Chuck and Marianne Renwick were in their 12-foot johnboat on Lake Davidson when, as Chuck Renwick recalls, they were sideswiped and nearly capsized by a high-powered ski boat.
“As the ski boat bore down on us on a direct collision course, I frantically waved a canoe paddle in the air and screamed at the top of my lungs,” the resident of Spinnaker Point in Davidson said. “The boat kept on speeding straight at us. It was the most helpless and terrifying moment I've ever experienced.”
Chuck Renwick recounted the story at a public meeting last week called by Mooresville and Davidson officials studying lake preservation measures. The 341-acre lake is separated from Lake Norman by I-77 in north Mecklenburg and south Iredell.
The Renwicks still have nightmares from the Aug. 9 encounter, Chuck Renwick told the group. He urged the officials to confine powerboats to neighboring Lake Norman and other larger public lakes.
“Property development is going to continue around Lake Davidson,” Renwick said. “This is as inevitable as the sun rising in the east. We believe our property values are enhanced by the unique calm, quiet and pristine waters of Lake Davidson.”
Lake Davidson's future has galvanized residents like few other lake issues this year, with one camp supporting such restrictions as a 10-horsepower limit on all Lake Davidson boats and another contending that the lake should remain open to all types of water sports and craft.
About 150 residents attended last week's meeting at the Charles Mack Citizen Center in Mooresville.
“We feel a body of water the size of Lake Davidson can include wakeboarding, tubing and skiing as well,” Terry Lord, president of the Lake Norman Ski Club, told the gathering. To not allow boats with engines greater than 10 horsepower would be “eliminating a recreational resource for a large group of citizens,” he said.
Officials should even consider creating a park with all types of outdoor recreation on the lake, skier Becky Fox of Mooresville urged.
Members of the PLEASE@Lake Davidson citizens group said runoff from development is the far greater threat to lake quality, not boat motors. Member Pam Pearson, a lawyer, also cited a letter sent to Davidson by Paul Mrzlak, executive director of the Lake Norman Marine Commission.
“We don't believe that the Town of Davidson has the authority to impose (horsepower) limitations on the boats that use Lake Davidson,” Mrzlak wrote.
He also said the ski slalom course on the lake should stay. “This ski boat activity dates back for several decades, and no problems with this usage have ever been reported to the Lake Norman Marine Commission,” Mrzlak wrote.
Other residents contended at the meeting that Lake Davidson, at 1 percent the size of Lake Norman, shouldn't have boats with high-powered motors.
“We are grateful that the water quality of the lake today is good,” said Doug Oldenburg, who lives on Lake Davidson and spoke in behalf of the Friends of Lake Davidson citizens group. “But what will happen to the water quality when the entire shoreline is developed? What would happen to our lake's water quality if the number of big boats on this small lake is doubled or tripled or quadrupled? We believe our water quality would quickly diminish.”

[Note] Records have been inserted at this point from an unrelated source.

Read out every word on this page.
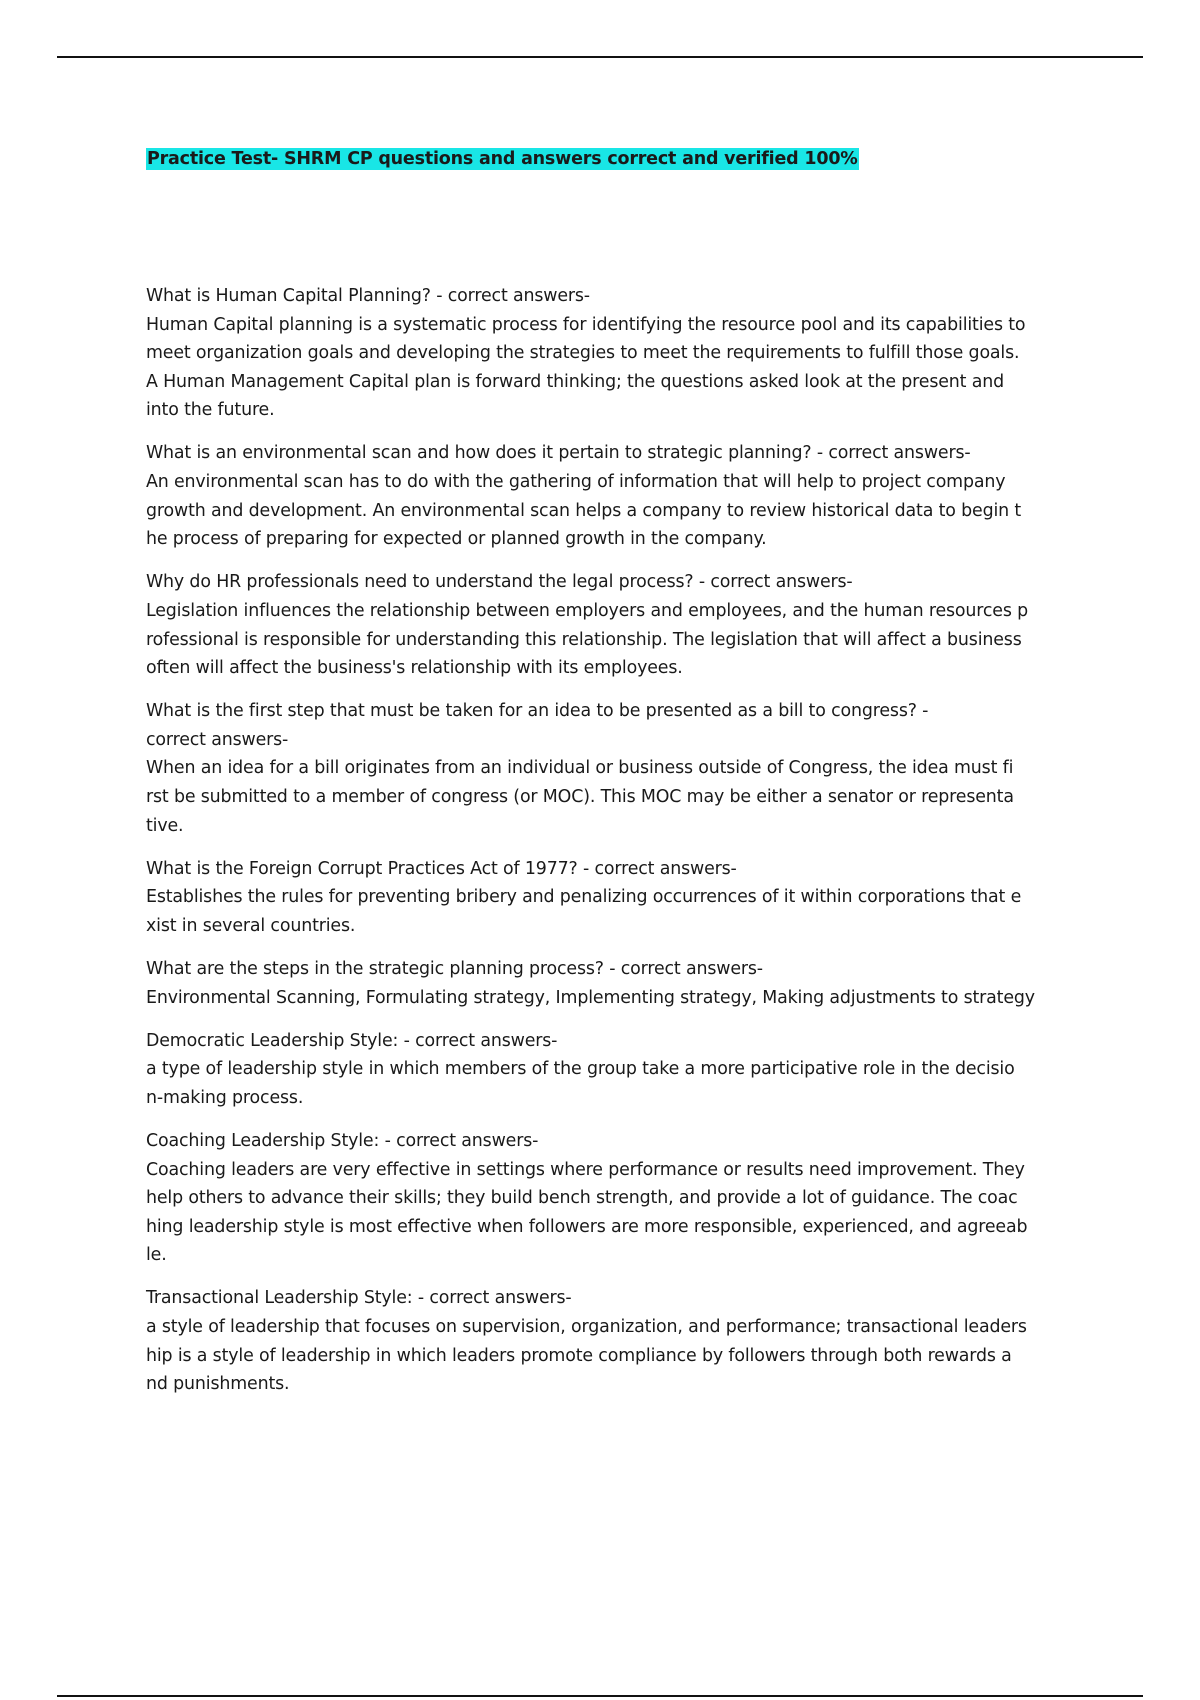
Practice Test- SHRM CP questions and answers correct and verified 100%

What is Human Capital Planning? - correct answers-

Human Capital planning is a systematic process for identifying the resource pool and its capabilities to
meet organization goals and developing the strategies to meet the requirements to fulfill those goals.
A Human Management Capital plan is forward thinking; the questions asked look at the present and
into the future.

What is an environmental scan and how does it pertain to strategic planning? - correct answers-

An environmental scan has to do with the gathering of information that will help to project company
growth and development. An environmental scan helps a company to review historical data to begin t
he process of preparing for expected or planned growth in the company.

Why do HR professionals need to understand the legal process? - correct answers-

Legislation influences the relationship between employers and employees, and the human resources p
rofessional is responsible for understanding this relationship. The legislation that will affect a business
often will affect the business's relationship with its employees.

What is the first step that must be taken for an idea to be presented as a bill to congress? -
correct answers-

When an idea for a bill originates from an individual or business outside of Congress, the idea must fi
rst be submitted to a member of congress (or MOC). This MOC may be either a senator or representa
tive.

What is the Foreign Corrupt Practices Act of 1977? - correct answers-

Establishes the rules for preventing bribery and penalizing occurrences of it within corporations that e
xist in several countries.

What are the steps in the strategic planning process? - correct answers-

Environmental Scanning, Formulating strategy, Implementing strategy, Making adjustments to strategy

Democratic Leadership Style: - correct answers-

a type of leadership style in which members of the group take a more participative role in the decisio
n-making process.

Coaching Leadership Style: - correct answers-

Coaching leaders are very effective in settings where performance or results need improvement. They
help others to advance their skills; they build bench strength, and provide a lot of guidance. The coac
hing leadership style is most effective when followers are more responsible, experienced, and agreeab
le.

Transactional Leadership Style: - correct answers-

a style of leadership that focuses on supervision, organization, and performance; transactional leaders
hip is a style of leadership in which leaders promote compliance by followers through both rewards a
nd punishments.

Members of the Davidson Quaker Meeting also urged protection against high-powered boats, saying they backed the recommendations of the Davidson Lands Conservancy.
The conservancy wants Lake Davidson limited to passive watercraft including canoes, kayaks and sailboats and other small boats powered by electric motors. It urges public access points for such watercraft on both the north and south shores, and government enforcement of lake regulations. It also wants permanent 200-foot wide natural buffers on all shoreline without existing development, with walking trails allowed.
Since 1980, when development of Spinnaker Cove began on Lake Davidson, the Davidson Town Board has regulated the size of boat motors through zoning. Each subsequent town board conditioned approvals of Lake Davidson subdivision plans on the 10-horsepower limit.
Davidson and Mooresville have discussed an “interlocal agreement” for several years that would make uniform the restrictions on boats docked at or accessing the lake. Discussions began when plans emerged for a large subdivision on the lake's north shore in south Iredell. Work on the development's 400 to 600 homes won't begin for several years, officials have said.
Davidson approved the interlocal agreement last year, but Mooresville postponed a decision to further examine the issue. That's when the “working group” of officials formed – the group that held last week's public meeting.
If approved by Mooresville, the agreement would in part allow no put-in areas for boats with motors greater than 10 horsepower; most larger boats get on Lake Davidson from put-ins on the Mooresville side. It also would ban watercraft with motors greater than 10 horsepower from docking on the lake, except as authorized by police or fire officials.
The working group will meet several more times this year before deciding whether to recommend any action to their full town boards.